— Разве не я должен сказать тебе это?

Усмехнувшись, она перебрасывает волосы через плечо:

— Я — Поцелуй смерти.

Шагнув вперед, я обхватываю здоровой рукой затылок Уны и притягиваю ее к себе — между нашими лицами меньше дюйма.

— Нет, Morte, ты — моя, — я наклоняюсь, провожу губами по ее щеке, шепчу ей в ухо: — Помни об этом, — и, оставив легкий укус на челюсти, отпускаю ее и отступаю назад. Наши глаза встречаются, и слова, которые ни один из нас не готов произнести вслух, повисают между нами, делая воздух густым от напряжения.

В итоге я разрываю наш зрительный контакт, разворачиваюсь и иду в ванную. Закрыв изнутри дверь, я прислоняюсь к ней спиной и жду, когда Уна уйдет. В ту секунду, когда слышу, как закрывается дверь моей спальни, я хватаю первое, что попадает под руку — флакон жидкого мыла — и запускаю в зеркало. Стекло разбивается и разлетается тысячей осколков, словно бросая в меня мое же собственное разбитое отражение.

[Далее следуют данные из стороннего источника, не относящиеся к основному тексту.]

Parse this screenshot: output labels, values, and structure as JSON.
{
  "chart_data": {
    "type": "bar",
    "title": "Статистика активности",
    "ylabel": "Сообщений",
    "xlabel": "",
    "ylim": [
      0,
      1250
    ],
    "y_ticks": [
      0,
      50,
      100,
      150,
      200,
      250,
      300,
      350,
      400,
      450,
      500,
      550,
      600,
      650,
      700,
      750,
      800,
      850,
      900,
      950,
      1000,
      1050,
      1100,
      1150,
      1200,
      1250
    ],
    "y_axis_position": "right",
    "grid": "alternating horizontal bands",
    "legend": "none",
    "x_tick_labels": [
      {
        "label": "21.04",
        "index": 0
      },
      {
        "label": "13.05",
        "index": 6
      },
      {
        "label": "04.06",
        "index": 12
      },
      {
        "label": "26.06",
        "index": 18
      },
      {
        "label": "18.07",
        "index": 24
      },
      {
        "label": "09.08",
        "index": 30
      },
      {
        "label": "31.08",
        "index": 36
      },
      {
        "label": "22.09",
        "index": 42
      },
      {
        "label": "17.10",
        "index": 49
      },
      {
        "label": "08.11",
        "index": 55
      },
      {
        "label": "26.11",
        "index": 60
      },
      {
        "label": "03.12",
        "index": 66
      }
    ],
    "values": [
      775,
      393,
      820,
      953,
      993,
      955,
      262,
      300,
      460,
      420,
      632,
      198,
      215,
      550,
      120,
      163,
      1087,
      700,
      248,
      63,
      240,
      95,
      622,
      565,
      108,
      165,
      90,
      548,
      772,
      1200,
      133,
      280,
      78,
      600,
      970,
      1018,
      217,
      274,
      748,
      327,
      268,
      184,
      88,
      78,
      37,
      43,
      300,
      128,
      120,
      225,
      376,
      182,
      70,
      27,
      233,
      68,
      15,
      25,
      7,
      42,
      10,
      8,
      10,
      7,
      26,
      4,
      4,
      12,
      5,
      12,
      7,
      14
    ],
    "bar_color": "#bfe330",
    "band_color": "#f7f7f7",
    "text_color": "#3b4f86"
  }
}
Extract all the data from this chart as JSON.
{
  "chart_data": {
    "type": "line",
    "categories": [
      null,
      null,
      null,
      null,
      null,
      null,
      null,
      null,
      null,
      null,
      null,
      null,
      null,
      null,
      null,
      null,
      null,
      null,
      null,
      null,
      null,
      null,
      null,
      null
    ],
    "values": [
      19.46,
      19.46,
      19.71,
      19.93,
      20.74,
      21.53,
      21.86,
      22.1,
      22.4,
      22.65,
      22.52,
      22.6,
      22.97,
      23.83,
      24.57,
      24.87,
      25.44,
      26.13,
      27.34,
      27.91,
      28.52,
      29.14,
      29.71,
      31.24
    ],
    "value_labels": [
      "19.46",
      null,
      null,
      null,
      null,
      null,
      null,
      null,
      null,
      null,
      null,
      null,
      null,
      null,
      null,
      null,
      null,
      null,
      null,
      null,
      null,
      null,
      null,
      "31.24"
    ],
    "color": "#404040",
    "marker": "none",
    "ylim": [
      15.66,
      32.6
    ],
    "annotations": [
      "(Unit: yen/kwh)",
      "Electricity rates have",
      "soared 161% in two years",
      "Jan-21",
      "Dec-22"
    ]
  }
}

Боль пронзает плечо, и я стискиваю зубы. Уна сожгла меня изнутри — в прямом и переносном смысле. Я чертовски ее хочу.

Она вернется, но несколько дней — это слишком долго. У нее есть цель, а мне прекрасно известно, каким способом Уна подбирается к своим клиентам. Я представляю, как она целует другого мужчину, позволяет ему прикасаться к себе, ждет, когда он уткнется лицом в основание ее шеи и потеряет бдительность настолько, чтобы получить нож в спину. Я так ясно себе все представляю … и это сводит меня с ума. Уна, мать ее, моя, и ей не убежать от этого.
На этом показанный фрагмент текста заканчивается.